Butler an Indian Agent

James S. Craft led the "Third Church Colonists" to Oakland, which was then a day's journey from Pittsburgh, and a street there was named for him.

Butler St. honors Major Richard Butler, an Indian agent at Fort Pitt in 1776.

Kirkpatrick St. got its name from Maj. Abraham Kirkpatrick, commissioner general of the Western Army during the Whisky Insurrection.

Negley Ave. was named for Jacob Negley, who owned most of East Liberty. Highland Ave. was named, more or less, for James Hiland, who surveyed the Negley holdings and divided them into eight shares for Jacob Negley's children.

Murray Ave. was named for Magnus M. Murray, fourth mayor of Pittsburgh.

Two Generals Honored

On the North Side, General Robinson St. has the name of the first mayor of the old City of Allegheny, Gen. William Robinson. He also was the first white child born in Allegheny.

Rev. Joseph Stockton, who organized the First Presbyterian Church of Allegheny, was honored when Stockton Ave. was named.

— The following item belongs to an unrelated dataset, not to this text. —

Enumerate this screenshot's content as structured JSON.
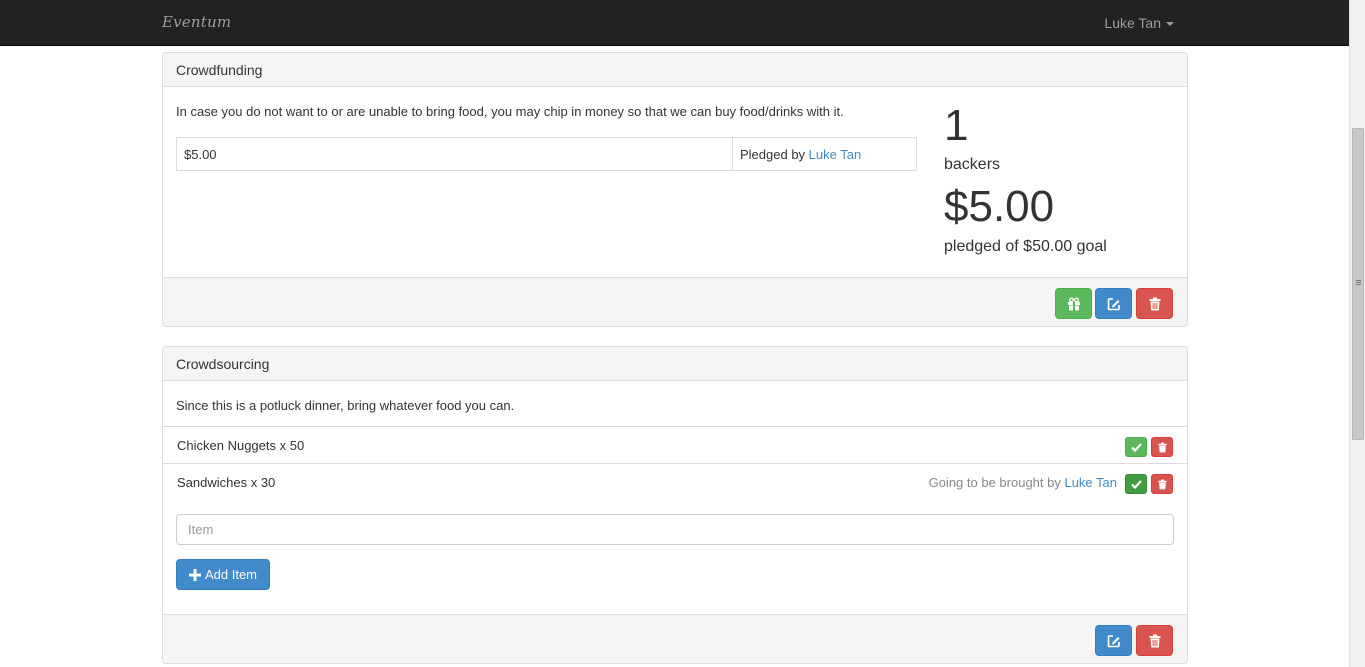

Larimer Ave., East Liberty, bears the name of one of early Pittsburgh's most colorful characters, Gen. William Larimer. He owned a Conestoga wagon line bewteen [sic] here and Philadelphia, but went broke during the depression of 1854–58 and moved to Colorado. He helped to found Denver, and a street there also was named for him.

After the Civil War, the names of prominent Union generals were given to several East End streets—Thomas, Meade, McPherson, Grant, Sherman, Sheridan. And of course Lincoln Ave. was named for the great Emancipator.

Battle Names Chosen

Battlegrounds in the Civil War furnished the names for other streets—Antietam, Gettysburg, Natchez, Fair Oaks, Atlanta, Richmond and Petersburg.

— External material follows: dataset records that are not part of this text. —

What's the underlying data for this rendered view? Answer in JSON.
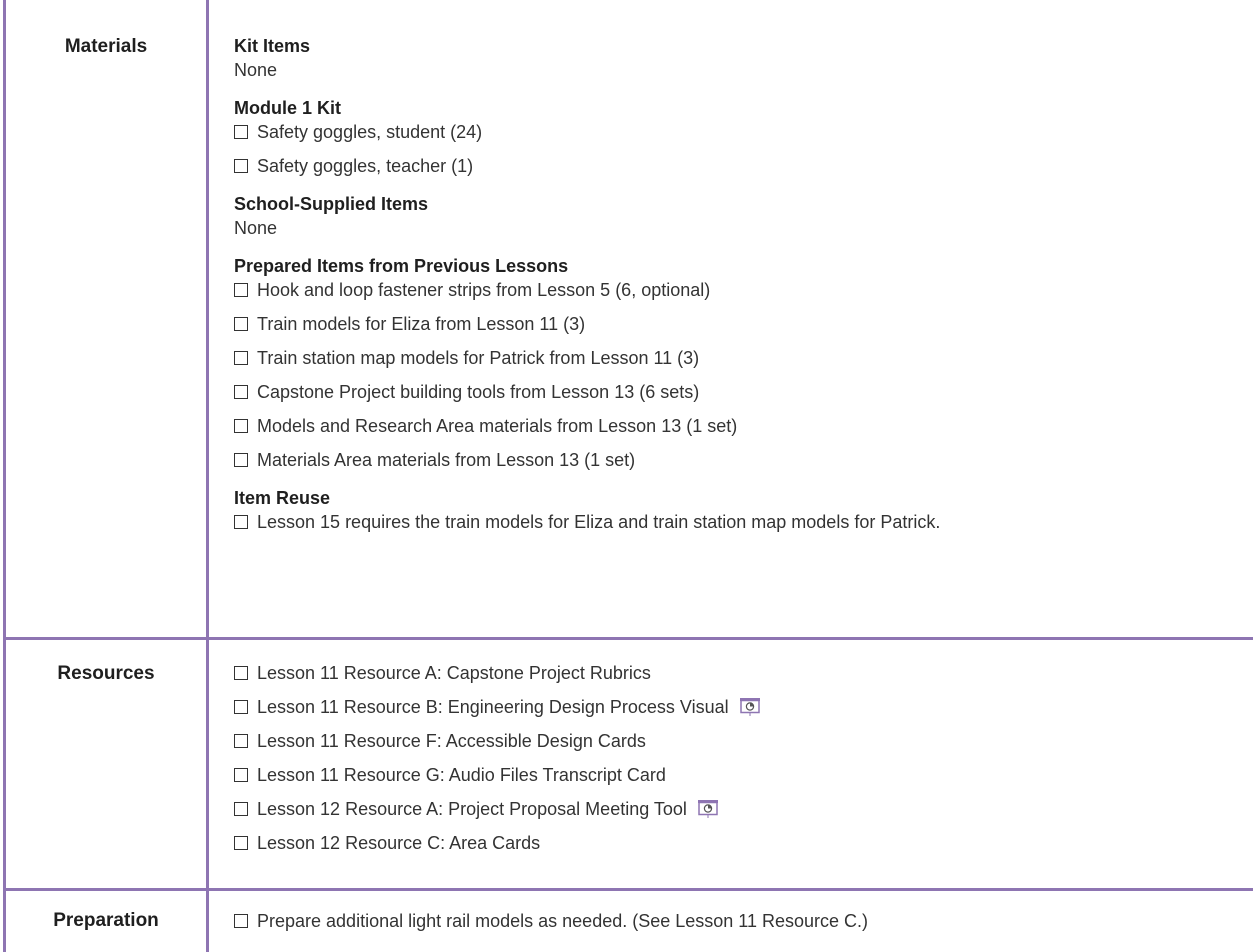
{
  "rows": {
    "materials": {
      "heading": "Materials",
      "kit_items": {
        "title": "Kit Items",
        "text": "None"
      },
      "module_kit": {
        "title": "Module 1 Kit",
        "items": [
          "Safety goggles, student (24)",
          "Safety goggles, teacher (1)"
        ]
      },
      "school_supplied": {
        "title": "School-Supplied Items",
        "text": "None"
      },
      "prepared": {
        "title": "Prepared Items from Previous Lessons",
        "items": [
          "Hook and loop fastener strips from Lesson 5 (6, optional)",
          "Train models for Eliza from Lesson 11 (3)",
          "Train station map models for Patrick from Lesson 11 (3)",
          "Capstone Project building tools from Lesson 13 (6 sets)",
          "Models and Research Area materials from Lesson 13 (1 set)",
          "Materials Area materials from Lesson 13 (1 set)"
        ]
      },
      "reuse": {
        "title": "Item Reuse",
        "items": [
          "Lesson 15 requires the train models for Eliza and train station map models for Patrick."
        ]
      }
    },
    "resources": {
      "heading": "Resources",
      "items": [
        "Lesson 11 Resource A: Capstone Project Rubrics",
        "Lesson 11 Resource B: Engineering Design Process Visual",
        "Lesson 11 Resource F: Accessible Design Cards",
        "Lesson 11 Resource G: Audio Files Transcript Card",
        "Lesson 12 Resource A: Project Proposal Meeting Tool",
        "Lesson 12 Resource C: Area Cards"
      ],
      "slide_icon": "presentation-icon"
    },
    "preparation": {
      "heading": "Preparation",
      "items": [
        "Prepare additional light rail models as needed. (See Lesson 11 Resource C.)"
      ]
    }
  },
  "colors": {
    "border": "#8e75b2",
    "icon": "#8e75b2"
  }
}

The war with Mexico provided the city with a few Spanish street names—Palo Alto, Monterey, Buena Vista, Resaca.

While the city was at the height of naming streets for famous persons and places, an Indian maiden named Cuba-You-Quit came here from the West to collect some money she claimed was owed her. She went to court and there was considerable interest in the case. So the city got a Cuba-You-Quit Way.